Af Örgütü ile görüştüler
İsveç’in başkenti Stockholm’de tecridin kaldırılması için açlık grevinde olan eylemciler Uluslararası Af Örgütü’nü ziyaret ederek örgütün yöneticilerinden Ami Hedenborg ve Maja Aberg’le görüştü. 4 kişiden oluşan heyet, Leyla Güven’in başlattığı ve 7 bin tutuklunun katılmasıyla kitleselleşen açlık grevleri ve tecrit hakkında bilgi verdi. Heyet, Af Örgütü yöneticilerinden tecridin kaldırılması için girişimde bulunmalarını istedi. Maja Aberg, konuyu İsveç Dışişleri Bakanlığı yetkililerine, Af Örgütü merkez yöneticileri ve Türkiye masasına ileteceklerini, açlık grevlerinin örgütün yayın organında yer alması için girişimde bulunacaklarını söyledi. Toplantının bitiminden sonra konuşan Af Örgütü Basın Sözcüsü Ami Hedeborg, Türkiye’deki gelişmelerin oldukça kaygı verici olduğunu ve giderek kötüleştiğini söyledi.
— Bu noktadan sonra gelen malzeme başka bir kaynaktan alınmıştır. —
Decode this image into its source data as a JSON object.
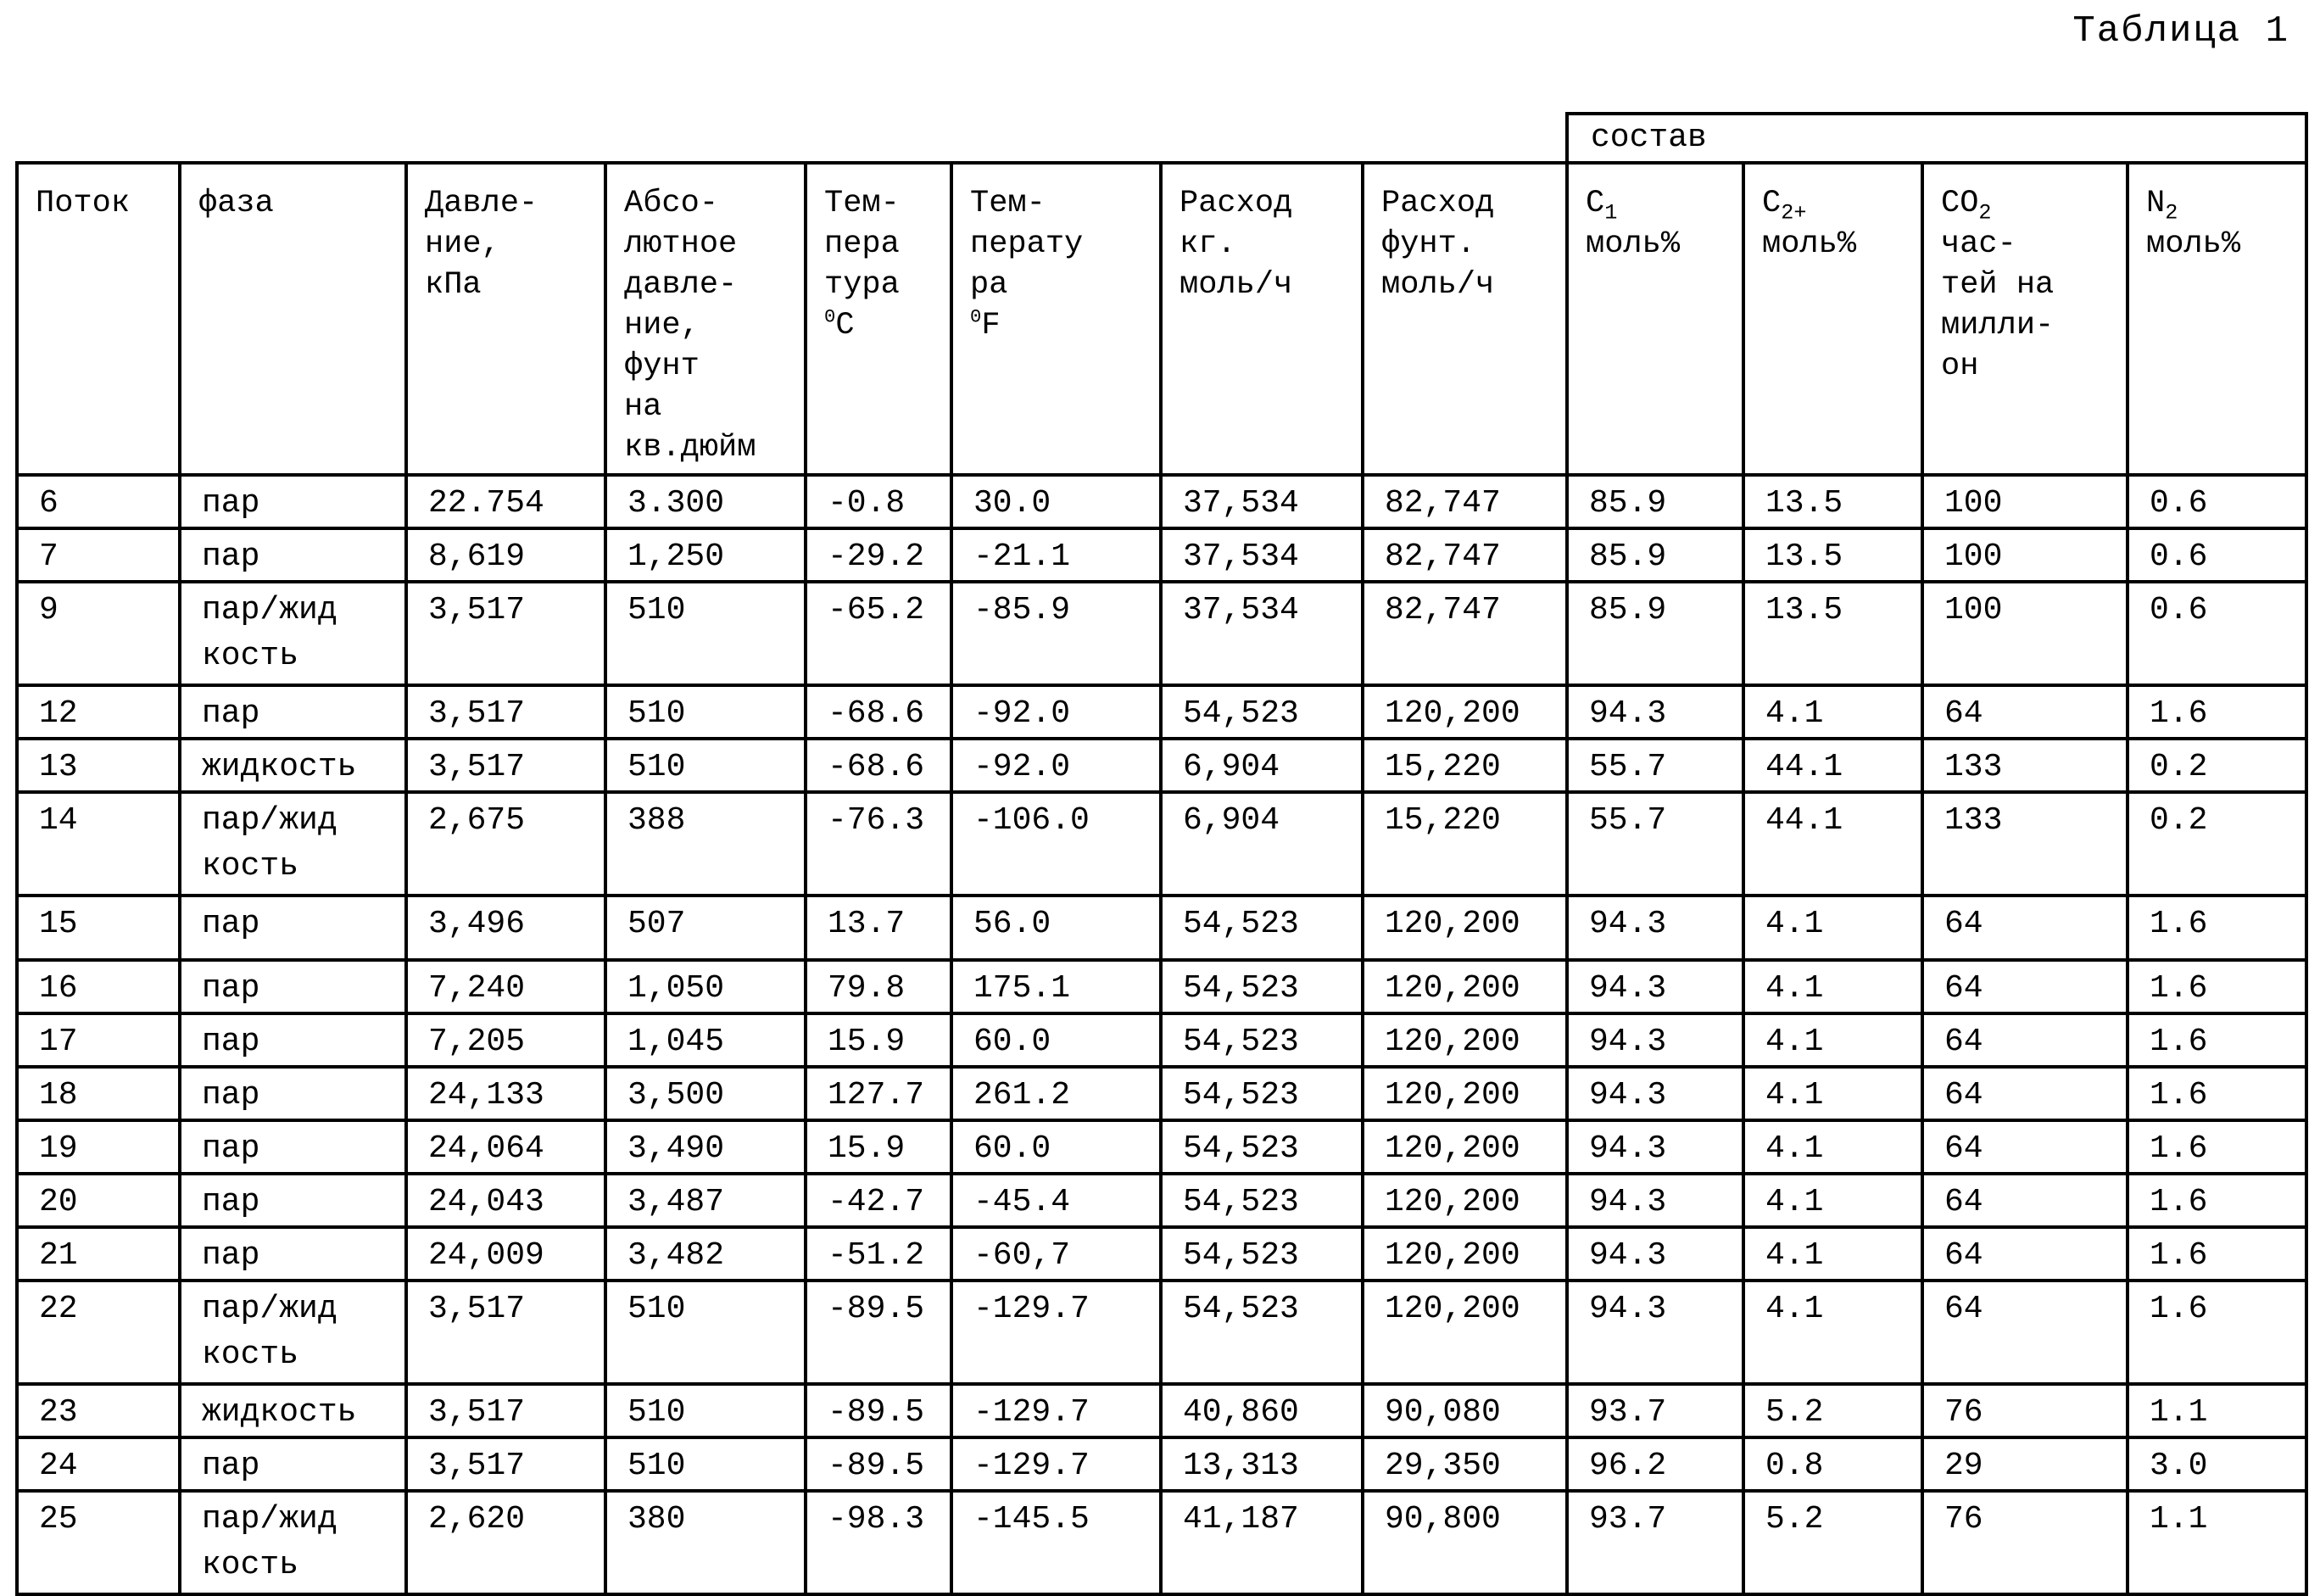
{
  "title": "Таблица 1",
  "table": {
    "composition_header": "состав",
    "columns": [
      {
        "id": "stream",
        "lines": [
          "Поток"
        ]
      },
      {
        "id": "phase",
        "lines": [
          "фаза"
        ]
      },
      {
        "id": "pressure_kpa",
        "lines": [
          "Давле-",
          "ние,",
          "кПа"
        ]
      },
      {
        "id": "pressure_psia",
        "lines": [
          "Абсо-",
          "лютное",
          "давле-",
          "ние,",
          "фунт",
          "на",
          "кв.дюйм"
        ]
      },
      {
        "id": "temp_c",
        "lines": [
          "Тем-",
          "пера",
          "тура",
          "^0^C"
        ]
      },
      {
        "id": "temp_f",
        "lines": [
          "Тем-",
          "перату",
          "ра",
          "^0^F"
        ]
      },
      {
        "id": "flow_kgmol",
        "lines": [
          "Расход",
          "кг.",
          "моль/ч"
        ]
      },
      {
        "id": "flow_lbmol",
        "lines": [
          "Расход",
          "фунт.",
          "моль/ч"
        ]
      },
      {
        "id": "c1",
        "lines": [
          "C{1}",
          "моль%"
        ]
      },
      {
        "id": "c2plus",
        "lines": [
          "C{2+}",
          "моль%"
        ]
      },
      {
        "id": "co2",
        "lines": [
          "CO{2}",
          "час-",
          "тей на",
          "милли-",
          "он"
        ]
      },
      {
        "id": "n2",
        "lines": [
          "N{2}",
          "моль%"
        ]
      }
    ],
    "rows": [
      {
        "stream": "6",
        "phase": [
          "пар"
        ],
        "pressure_kpa": "22.754",
        "pressure_psia": "3.300",
        "temp_c": "-0.8",
        "temp_f": "30.0",
        "flow_kgmol": "37,534",
        "flow_lbmol": "82,747",
        "c1": "85.9",
        "c2plus": "13.5",
        "co2": "100",
        "n2": "0.6"
      },
      {
        "stream": "7",
        "phase": [
          "пар"
        ],
        "pressure_kpa": "8,619",
        "pressure_psia": "1,250",
        "temp_c": "-29.2",
        "temp_f": "-21.1",
        "flow_kgmol": "37,534",
        "flow_lbmol": "82,747",
        "c1": "85.9",
        "c2plus": "13.5",
        "co2": "100",
        "n2": "0.6"
      },
      {
        "stream": "9",
        "phase": [
          "пар/жид",
          "кость"
        ],
        "pressure_kpa": "3,517",
        "pressure_psia": "510",
        "temp_c": "-65.2",
        "temp_f": "-85.9",
        "flow_kgmol": "37,534",
        "flow_lbmol": "82,747",
        "c1": "85.9",
        "c2plus": "13.5",
        "co2": "100",
        "n2": "0.6"
      },
      {
        "stream": "12",
        "phase": [
          "пар"
        ],
        "pressure_kpa": "3,517",
        "pressure_psia": "510",
        "temp_c": "-68.6",
        "temp_f": "-92.0",
        "flow_kgmol": "54,523",
        "flow_lbmol": "120,200",
        "c1": "94.3",
        "c2plus": "4.1",
        "co2": "64",
        "n2": "1.6"
      },
      {
        "stream": "13",
        "phase": [
          "жидкость"
        ],
        "pressure_kpa": "3,517",
        "pressure_psia": "510",
        "temp_c": "-68.6",
        "temp_f": "-92.0",
        "flow_kgmol": "6,904",
        "flow_lbmol": "15,220",
        "c1": "55.7",
        "c2plus": "44.1",
        "co2": "133",
        "n2": "0.2"
      },
      {
        "stream": "14",
        "phase": [
          "пар/жид",
          "кость"
        ],
        "pressure_kpa": "2,675",
        "pressure_psia": "388",
        "temp_c": "-76.3",
        "temp_f": "-106.0",
        "flow_kgmol": "6,904",
        "flow_lbmol": "15,220",
        "c1": "55.7",
        "c2plus": "44.1",
        "co2": "133",
        "n2": "0.2"
      },
      {
        "stream": "15",
        "phase": [
          "пар"
        ],
        "tall": true,
        "pressure_kpa": "3,496",
        "pressure_psia": "507",
        "temp_c": "13.7",
        "temp_f": "56.0",
        "flow_kgmol": "54,523",
        "flow_lbmol": "120,200",
        "c1": "94.3",
        "c2plus": "4.1",
        "co2": "64",
        "n2": "1.6"
      },
      {
        "stream": "16",
        "phase": [
          "пар"
        ],
        "pressure_kpa": "7,240",
        "pressure_psia": "1,050",
        "temp_c": "79.8",
        "temp_f": "175.1",
        "flow_kgmol": "54,523",
        "flow_lbmol": "120,200",
        "c1": "94.3",
        "c2plus": "4.1",
        "co2": "64",
        "n2": "1.6"
      },
      {
        "stream": "17",
        "phase": [
          "пар"
        ],
        "pressure_kpa": "7,205",
        "pressure_psia": "1,045",
        "temp_c": "15.9",
        "temp_f": "60.0",
        "flow_kgmol": "54,523",
        "flow_lbmol": "120,200",
        "c1": "94.3",
        "c2plus": "4.1",
        "co2": "64",
        "n2": "1.6"
      },
      {
        "stream": "18",
        "phase": [
          "пар"
        ],
        "pressure_kpa": "24,133",
        "pressure_psia": "3,500",
        "temp_c": "127.7",
        "temp_f": "261.2",
        "flow_kgmol": "54,523",
        "flow_lbmol": "120,200",
        "c1": "94.3",
        "c2plus": "4.1",
        "co2": "64",
        "n2": "1.6"
      },
      {
        "stream": "19",
        "phase": [
          "пар"
        ],
        "pressure_kpa": "24,064",
        "pressure_psia": "3,490",
        "temp_c": "15.9",
        "temp_f": "60.0",
        "flow_kgmol": "54,523",
        "flow_lbmol": "120,200",
        "c1": "94.3",
        "c2plus": "4.1",
        "co2": "64",
        "n2": "1.6"
      },
      {
        "stream": "20",
        "phase": [
          "пар"
        ],
        "pressure_kpa": "24,043",
        "pressure_psia": "3,487",
        "temp_c": "-42.7",
        "temp_f": "-45.4",
        "flow_kgmol": "54,523",
        "flow_lbmol": "120,200",
        "c1": "94.3",
        "c2plus": "4.1",
        "co2": "64",
        "n2": "1.6"
      },
      {
        "stream": "21",
        "phase": [
          "пар"
        ],
        "pressure_kpa": "24,009",
        "pressure_psia": "3,482",
        "temp_c": "-51.2",
        "temp_f": "-60,7",
        "flow_kgmol": "54,523",
        "flow_lbmol": "120,200",
        "c1": "94.3",
        "c2plus": "4.1",
        "co2": "64",
        "n2": "1.6"
      },
      {
        "stream": "22",
        "phase": [
          "пар/жид",
          "кость"
        ],
        "pressure_kpa": "3,517",
        "pressure_psia": "510",
        "temp_c": "-89.5",
        "temp_f": "-129.7",
        "flow_kgmol": "54,523",
        "flow_lbmol": "120,200",
        "c1": "94.3",
        "c2plus": "4.1",
        "co2": "64",
        "n2": "1.6"
      },
      {
        "stream": "23",
        "phase": [
          "жидкость"
        ],
        "pressure_kpa": "3,517",
        "pressure_psia": "510",
        "temp_c": "-89.5",
        "temp_f": "-129.7",
        "flow_kgmol": "40,860",
        "flow_lbmol": "90,080",
        "c1": "93.7",
        "c2plus": "5.2",
        "co2": "76",
        "n2": "1.1"
      },
      {
        "stream": "24",
        "phase": [
          "пар"
        ],
        "pressure_kpa": "3,517",
        "pressure_psia": "510",
        "temp_c": "-89.5",
        "temp_f": "-129.7",
        "flow_kgmol": "13,313",
        "flow_lbmol": "29,350",
        "c1": "96.2",
        "c2plus": "0.8",
        "co2": "29",
        "n2": "3.0"
      },
      {
        "stream": "25",
        "phase": [
          "пар/жид",
          "кость"
        ],
        "pressure_kpa": "2,620",
        "pressure_psia": "380",
        "temp_c": "-98.3",
        "temp_f": "-145.5",
        "flow_kgmol": "41,187",
        "flow_lbmol": "90,800",
        "c1": "93.7",
        "c2plus": "5.2",
        "co2": "76",
        "n2": "1.1"
      }
    ]
  }
}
İki eylemci hastaneye kaldırıldı
Tecride karşı 119 gündür Fransa’nın Strasbourg kentinde açlık grevinde olan KCDK-E Eşbaşkanı Yüksel Koç ile avukat Deniz Sürgüt, dün öğleden sonra rahatsızlandı. Koç ve Sürgüt, eylem alanına gelen sağlık görevlilerince muayene edildikten sonra hastaneye kaldırıldı. Eylemcileri başından bu yana takip eden Dr. Fahrettin Gülşen, Yüksel Koç’ta daha önce üst solunum yollarında iltihaplanma olduğunu ve kendisinin tedaviyi reddetmesi nedeniyle bu durumun akciğer ve kalbi zorladığını söyledi. Son yapılan kontrollerde Koç’ta kalp-ritim bozukluğu tespit edildiğini söyleyen Dr. Gülşen, ayrıca akciğerinde pnömoni belirtilerine rastladıklarını belirtti. Bu sorunların yaşamsal ve ciddi bir belirtiler olduğunu söyleyen Dr. Gülşen, bundan dolayı Koç’un hastaneye kaldırıldığını dile getirdi. Deniz Sürgüt’ün ise son bir haftadan bu yana ciddi kas ve kemik ağrılarının olduğunu söyleyen Gülşen, “Bu ağrılar kendisini ciddi biçimde rahatsız etmişti. Bu ağrılara bağlı olarak ciddi uykusuzluk, mide bulantısı ve baş dönmeleri de vuku bulunca kendisinin hastaneye kaldırılmasını uygun gördük” dedi.